Defense attorney Dan Cron said Martin saw another person shake a police officer’s hand after entering the Capitol. Martin placed his hand on an officer’s shoulder “as a gesture of thanks and of good will,” Cron said.
“It was a very loud scene there. There was a lot going on there to try to process,” Cron told the judge.
Martin wasn’t accused of engaging in any violence or destruction.
“The whole time he’s in there he’s just standing there,” Cron said.
Romano, the Justice Department prosecutor, said Martin joined the mob in crowding police officers who were trying to disperse the crowd. The prosecutor said Martin knew that he wasn’t allowed to be in the Capitol.
“The idea that he thought he had permission to do that is nonsense,” Romano said.
Other riot defendants have also claimed police waved them in or said they could enter, but it is unclear how that testimony will be viewed by the courts.
McFadden presided over a bench trial last month for Cuoy Griffin, a county official in New Mexico who helped found a group called Cowboys for Trump. The judge on March 22 convicted Griffin of illegally entering restricted U.S. Capitol grounds but acquitted him of engaging in disorderly conduct.

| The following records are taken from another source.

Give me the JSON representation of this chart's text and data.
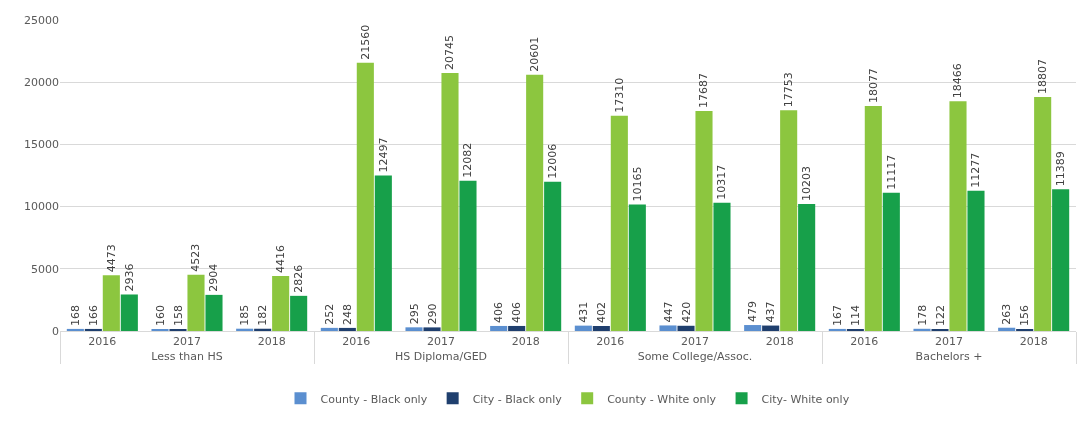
{
  "chart_data": {
    "type": "bar",
    "categories": [
      "2016",
      "2017",
      "2018",
      "2016",
      "2017",
      "2018",
      "2016",
      "2017",
      "2018",
      "2016",
      "2017",
      "2018"
    ],
    "annotations": [
      "Less than HS",
      "HS Diploma/GED",
      "Some College/Assoc.",
      "Bachelors +"
    ],
    "series": [
      {
        "name": "County - Black only",
        "color": "#5b8fd0",
        "values": [
          168,
          160,
          185,
          252,
          295,
          406,
          431,
          447,
          479,
          167,
          178,
          263
        ]
      },
      {
        "name": "City - Black only",
        "color": "#1f3f6e",
        "values": [
          166,
          158,
          182,
          248,
          290,
          406,
          402,
          420,
          437,
          114,
          122,
          156
        ]
      },
      {
        "name": "County - White only",
        "color": "#8cc63f",
        "values": [
          4473,
          4523,
          4416,
          21560,
          20745,
          20601,
          17310,
          17687,
          17753,
          18077,
          18466,
          18807
        ]
      },
      {
        "name": "City- White only",
        "color": "#17a04a",
        "values": [
          2936,
          2904,
          2826,
          12497,
          12082,
          12006,
          10165,
          10317,
          10203,
          11117,
          11277,
          11389
        ]
      }
    ],
    "ylim": [
      0,
      25000
    ],
    "yticks": [
      0,
      5000,
      10000,
      15000,
      20000,
      25000
    ],
    "grid": "y",
    "legend": "bottom",
    "data_labels": true
  }
}
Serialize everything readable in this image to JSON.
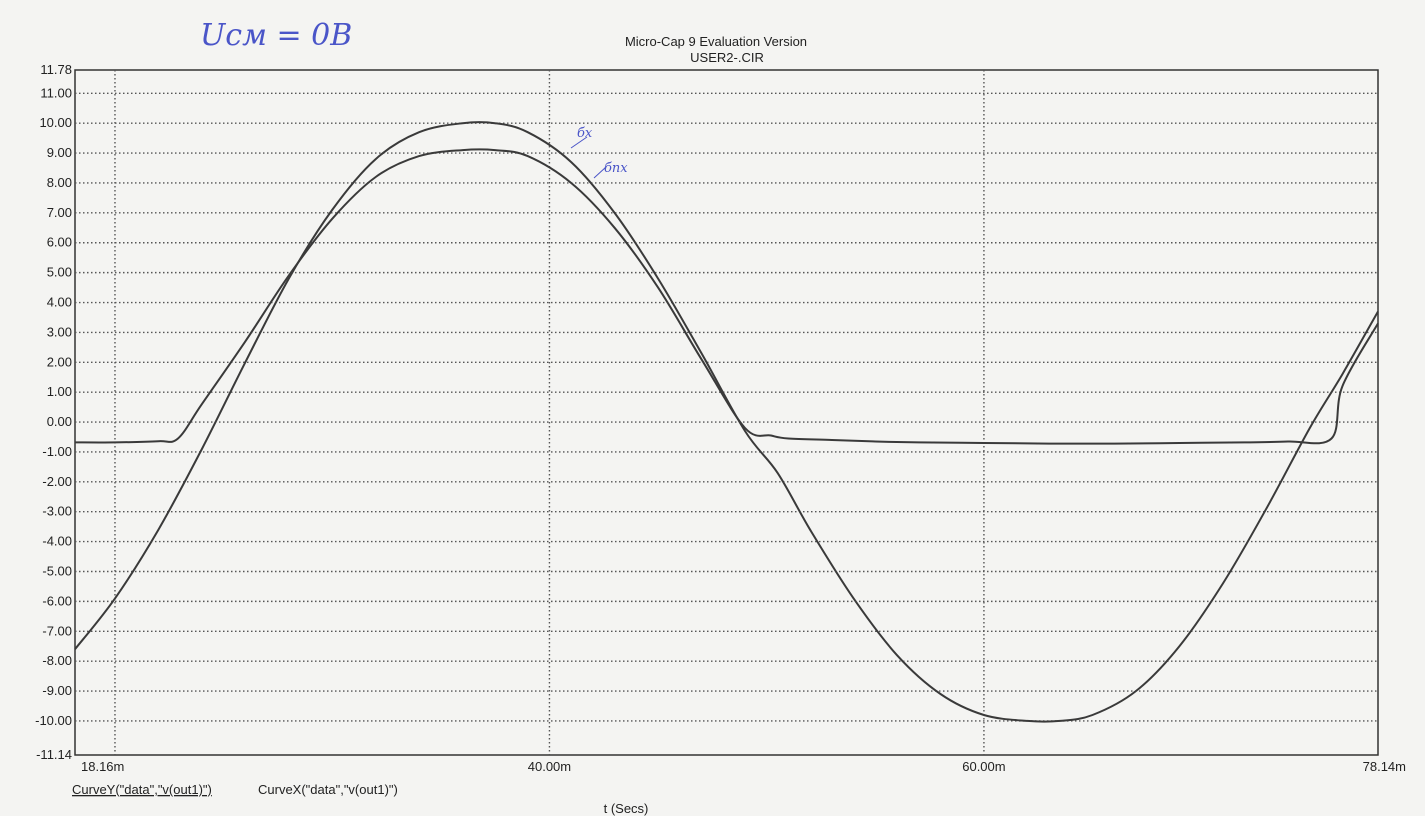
{
  "header": {
    "handwritten_note": "Uсм = 0В",
    "title": "Micro-Cap 9 Evaluation Version",
    "subtitle": "USER2-.CIR"
  },
  "footer": {
    "curve_y": "CurveY(\"data\",\"v(out1)\")",
    "curve_x": "CurveX(\"data\",\"v(out1)\")",
    "xlabel_handwritten": "t (Secs)"
  },
  "annotations": {
    "curve1": "бx",
    "curve2": "бпx"
  },
  "colors": {
    "curve": "#3a3a3a",
    "grid": "#555555",
    "ink": "#4a55c8",
    "background": "#f4f4f2"
  },
  "chart_data": {
    "type": "line",
    "title": "Micro-Cap 9 Evaluation Version",
    "subtitle": "USER2-.CIR",
    "xlabel": "t (Secs)",
    "ylabel": "",
    "xlim": [
      18.16,
      78.14
    ],
    "ylim": [
      -11.14,
      11.78
    ],
    "x_unit": "m",
    "x_ticks": [
      {
        "value": 18.16,
        "label": "18.16m"
      },
      {
        "value": 40.0,
        "label": "40.00m"
      },
      {
        "value": 60.0,
        "label": "60.00m"
      },
      {
        "value": 78.14,
        "label": "78.14m"
      }
    ],
    "x_grid": [
      20,
      40,
      60
    ],
    "y_ticks": [
      {
        "value": 11.78,
        "label": "11.78"
      },
      {
        "value": 11.0,
        "label": "11.00"
      },
      {
        "value": 10.0,
        "label": "10.00"
      },
      {
        "value": 9.0,
        "label": "9.00"
      },
      {
        "value": 8.0,
        "label": "8.00"
      },
      {
        "value": 7.0,
        "label": "7.00"
      },
      {
        "value": 6.0,
        "label": "6.00"
      },
      {
        "value": 5.0,
        "label": "5.00"
      },
      {
        "value": 4.0,
        "label": "4.00"
      },
      {
        "value": 3.0,
        "label": "3.00"
      },
      {
        "value": 2.0,
        "label": "2.00"
      },
      {
        "value": 1.0,
        "label": "1.00"
      },
      {
        "value": 0.0,
        "label": "0.00"
      },
      {
        "value": -1.0,
        "label": "-1.00"
      },
      {
        "value": -2.0,
        "label": "-2.00"
      },
      {
        "value": -3.0,
        "label": "-3.00"
      },
      {
        "value": -4.0,
        "label": "-4.00"
      },
      {
        "value": -5.0,
        "label": "-5.00"
      },
      {
        "value": -6.0,
        "label": "-6.00"
      },
      {
        "value": -7.0,
        "label": "-7.00"
      },
      {
        "value": -8.0,
        "label": "-8.00"
      },
      {
        "value": -9.0,
        "label": "-9.00"
      },
      {
        "value": -10.0,
        "label": "-10.00"
      },
      {
        "value": -11.14,
        "label": "-11.14"
      }
    ],
    "grid": true,
    "series": [
      {
        "x": [
          18.16,
          20,
          22,
          24,
          26,
          28,
          30,
          32,
          34,
          36,
          37.5,
          39,
          41,
          43,
          45,
          47,
          49,
          50.5,
          52,
          54,
          56,
          58,
          60,
          62,
          63.5,
          65,
          67,
          69,
          71,
          73,
          75,
          76.5,
          78.14
        ],
        "y": [
          -7.6,
          -5.9,
          -3.6,
          -0.9,
          2.0,
          4.8,
          7.1,
          8.8,
          9.7,
          10.0,
          10.0,
          9.7,
          8.7,
          7.0,
          4.8,
          2.3,
          -0.3,
          -1.7,
          -3.6,
          -5.9,
          -7.8,
          -9.1,
          -9.8,
          -10.0,
          -10.0,
          -9.8,
          -9.0,
          -7.5,
          -5.4,
          -2.9,
          -0.2,
          1.6,
          3.7
        ]
      },
      {
        "x": [
          18.16,
          20,
          22,
          22.9,
          24,
          26,
          28,
          30,
          32,
          34,
          36,
          37.5,
          39,
          41,
          43,
          45,
          47,
          49,
          50.2,
          51,
          53,
          55,
          57,
          60,
          63,
          66,
          69,
          72,
          74,
          76.0,
          76.5,
          78.14
        ],
        "y": [
          -0.68,
          -0.68,
          -0.64,
          -0.55,
          0.6,
          2.7,
          4.9,
          6.8,
          8.2,
          8.9,
          9.1,
          9.1,
          8.9,
          8.0,
          6.5,
          4.5,
          2.1,
          -0.2,
          -0.45,
          -0.55,
          -0.6,
          -0.65,
          -0.68,
          -0.7,
          -0.72,
          -0.72,
          -0.7,
          -0.68,
          -0.65,
          -0.55,
          1.2,
          3.3
        ]
      }
    ]
  }
}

On March 8, a jury decided the first Capitol riot trial by convicting a Texas man, Guy Reffitt, of storming the Capitol with a holstered handgun. Jurors also convicted Reffitt of obstructing Congress’ joint session to certify the Electoral College vote, interfering with police officers who were guarding the Capitol and threatening his two teenage children if they reported him to law enforcement.
Meanwhile, a jury trial started Tuesday for a former police officer from Virginia who is charged with storming the Capitol with a fellow officer.
A federal prosecutor said former Rocky Mount police officer Thomas Robertson stormed the Capitol because he believed the 2020 presidential election had been stolen from Trump and he wanted to interfere with the certification of the Electoral College vote.
The other former officer, Jacob Fracker, pleaded guilty to a riot-related charge and could be a key witness for prosecutors. Robertson’s trial resumed Wednesday with testimony from a Metropolitan Police Department officer who supervised other officers during the riot.
More than 770 people have been charged with riot-related federal crimes. Over 240 of them have pleaded guilty, mostly to misdemeanors, and over 140 of them have been sentenced.